Homemade Eyepieces

Eyepieces are much easier to build than most people think. I have never understood why so few telescope makers build their own. Although my methods used sophisticated equipment unavailable to most hobbyists, it isn't necessary to use such equipment. A simple, small bench lathe, a caliper, and a few cutting tool are all that is needed. Wood workers can make eyepiece barrels on a wood lathe. All of the eyepieces on this page were made from surplus optics available from the sources listed on the links page.

Please note that I build only for my own instruction and that none of these eyepieces are for sale.


A collection of 11  eyepiecesI experimented with a variety of eyepiece designs and eventually produced a set composed of five Plossls, three modified Kellners, one Erfle, one experimental four-element of my own design, and one orthoscopic. (Not shown here are the two-inch eyepieces). Each of these designs is discussed below.

Click on the photos to enlarge.


Text cut into the EP barrelAll of my eyepiece designs were first constructed in virtual reality in SurfCam or SolidWorks, three-dimensional surface and solid modeling programs. I used Surfcam to project text onto a cylindrical surface and posted the file to an NC machine which cut the text into the black barrel. I then sprayed paint over the black urethane barrel and sanded off everything that was not down in the carved grooves, leaving a finished product that looks like it came from a factory in Japan. Talk about overkill! But it was fun.


Lathe toolsI began by mixing up a batch of Urethane with black coloring. This was poured into a tube and allowed to harden, giving me rods of black urethane to turn on a lathe. The long cutters are required to get inside the tube and create the internal diameters needed to hold the lenses. Since the exit opening is smaller than the eyelens (the lens nearest the eye) which is always smaller than the field lens, it was easy to step out the diameters in one operation, from one side. Some of the drawings behind the eyepieces will illustrate this.


Calipers, spacers, reticleA good pair of calipers is necessary to measure the rings and spacers used to hold the lenses in place. A drop of superglue permanently bonds the urethane. The reticle eyepiece uses a glass military reticle held at the focal point, so that the etched lines are in focus. Each eyepiece was finished off with a field stop which sharply defines the apparant field of view. If the edges of the field of an eyepiece start to distort the image, a smaller field stop eliminates the bad area. You could probably enlarge the apparant field of view of any eyepiece by removing the field stop, but you would probably pick up some edge distortion. Also, the image would appear to fade away at the edges instead of being sharply defined. I did this intentionally in some of my ultra-wide angle eyepieces since it helps increase the "space-walk" effect. The effect is so impressive that I can live with a little distortion.


Text cut into the EP barrelMy modified Kellner is simply the Kellner design turned upside down. By placing the shorter focal length lens on top of the longer one, the apparant field of view is increased. This is not a new idea. Edmund has done it for years with their RKE eyepieces, although they have taken it a step further and achieved superior results by carefully matching two different types of glass to reduce chromatic aberrations.

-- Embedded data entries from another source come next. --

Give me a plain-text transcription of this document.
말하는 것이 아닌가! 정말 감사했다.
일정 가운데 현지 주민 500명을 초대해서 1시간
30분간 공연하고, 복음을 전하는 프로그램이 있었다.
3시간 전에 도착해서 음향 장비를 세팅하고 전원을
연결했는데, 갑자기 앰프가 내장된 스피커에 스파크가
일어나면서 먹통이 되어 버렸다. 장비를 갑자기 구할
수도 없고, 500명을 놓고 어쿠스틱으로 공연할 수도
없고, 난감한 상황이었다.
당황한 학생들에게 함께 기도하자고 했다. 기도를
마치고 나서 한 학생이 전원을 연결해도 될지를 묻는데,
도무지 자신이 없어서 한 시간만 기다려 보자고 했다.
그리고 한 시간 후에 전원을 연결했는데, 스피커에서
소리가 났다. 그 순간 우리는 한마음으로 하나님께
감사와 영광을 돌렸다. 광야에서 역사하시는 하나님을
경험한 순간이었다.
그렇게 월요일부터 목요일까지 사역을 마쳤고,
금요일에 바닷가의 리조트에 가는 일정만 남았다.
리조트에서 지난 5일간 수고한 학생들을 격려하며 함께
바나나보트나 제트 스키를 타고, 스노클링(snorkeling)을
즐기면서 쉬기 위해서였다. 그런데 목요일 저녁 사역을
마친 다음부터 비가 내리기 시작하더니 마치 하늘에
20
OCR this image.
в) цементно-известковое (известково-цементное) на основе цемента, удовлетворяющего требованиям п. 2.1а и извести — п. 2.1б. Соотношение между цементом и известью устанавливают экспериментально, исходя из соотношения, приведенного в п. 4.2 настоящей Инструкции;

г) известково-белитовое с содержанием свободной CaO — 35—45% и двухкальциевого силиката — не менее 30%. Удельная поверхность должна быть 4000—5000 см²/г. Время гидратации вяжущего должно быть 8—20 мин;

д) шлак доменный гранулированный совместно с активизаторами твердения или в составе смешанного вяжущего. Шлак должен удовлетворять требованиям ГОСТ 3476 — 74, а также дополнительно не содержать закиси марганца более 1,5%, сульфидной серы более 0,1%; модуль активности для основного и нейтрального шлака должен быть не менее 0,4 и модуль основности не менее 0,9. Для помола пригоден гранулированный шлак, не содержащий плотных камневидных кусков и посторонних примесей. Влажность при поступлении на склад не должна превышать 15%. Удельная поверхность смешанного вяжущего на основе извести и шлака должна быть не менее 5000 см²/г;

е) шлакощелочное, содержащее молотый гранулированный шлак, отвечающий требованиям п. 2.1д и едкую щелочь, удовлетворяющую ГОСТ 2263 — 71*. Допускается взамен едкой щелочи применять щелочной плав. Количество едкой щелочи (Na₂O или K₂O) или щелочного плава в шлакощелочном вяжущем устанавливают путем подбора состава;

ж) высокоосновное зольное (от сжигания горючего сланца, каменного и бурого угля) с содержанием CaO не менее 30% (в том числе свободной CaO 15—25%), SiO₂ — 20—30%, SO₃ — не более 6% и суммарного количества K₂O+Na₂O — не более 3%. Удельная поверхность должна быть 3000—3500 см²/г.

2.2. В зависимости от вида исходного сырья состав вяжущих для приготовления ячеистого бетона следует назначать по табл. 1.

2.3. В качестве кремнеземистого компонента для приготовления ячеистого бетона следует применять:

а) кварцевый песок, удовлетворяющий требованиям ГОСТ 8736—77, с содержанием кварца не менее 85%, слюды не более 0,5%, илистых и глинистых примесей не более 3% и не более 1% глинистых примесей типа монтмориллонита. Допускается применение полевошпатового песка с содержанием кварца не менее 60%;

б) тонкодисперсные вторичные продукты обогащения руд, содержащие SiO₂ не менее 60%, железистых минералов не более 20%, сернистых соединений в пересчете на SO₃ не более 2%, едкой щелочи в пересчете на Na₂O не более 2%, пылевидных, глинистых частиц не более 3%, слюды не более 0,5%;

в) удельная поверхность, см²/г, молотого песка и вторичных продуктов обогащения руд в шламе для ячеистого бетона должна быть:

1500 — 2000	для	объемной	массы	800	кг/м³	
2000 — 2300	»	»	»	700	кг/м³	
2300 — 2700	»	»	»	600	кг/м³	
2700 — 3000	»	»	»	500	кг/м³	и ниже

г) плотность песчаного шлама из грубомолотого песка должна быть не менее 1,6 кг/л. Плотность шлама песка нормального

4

20mm Mod. Kellner, 22mm 4-elementThe 20mm eyepiece is a modified Kellner. The 22mm eyepiece has four elements and doesn't quite fit into any design category, but it works quite well. The four elements are a double convex eyelens, an achromat (two lenses glued together) and a plano convex field lens. Some people would call it an old-style Konig. The upended eyepiece shows a field stop.


A collection of 11  eyepiecesThe Plossl is the easiest design to build, consisting of two achromats nearly touching. An achromat is a compound lens made from two pieces of glass, each lens having optical properties that cancel out most of the aberrations of the other lens. The image is usually quite sharp with a field of view of 50 degrees. I found it difficult to build a bad Plossl, as long as I stayed within normal design parameters (see the links page for basic eyepiece design).

I built only one orthoscopic eyepiece, owing to the scarcity of good triplets. It is made with four elements in two groups--a triplet field lens and a single positive eye lens. Color correction, contrast, and resolution are superior to any other design. The only reason they are not popular today is the narrow field of view. The orthoscopic is still the best choice for viewing planets and details on the sun and moon, where a wide field of view is unnecessary.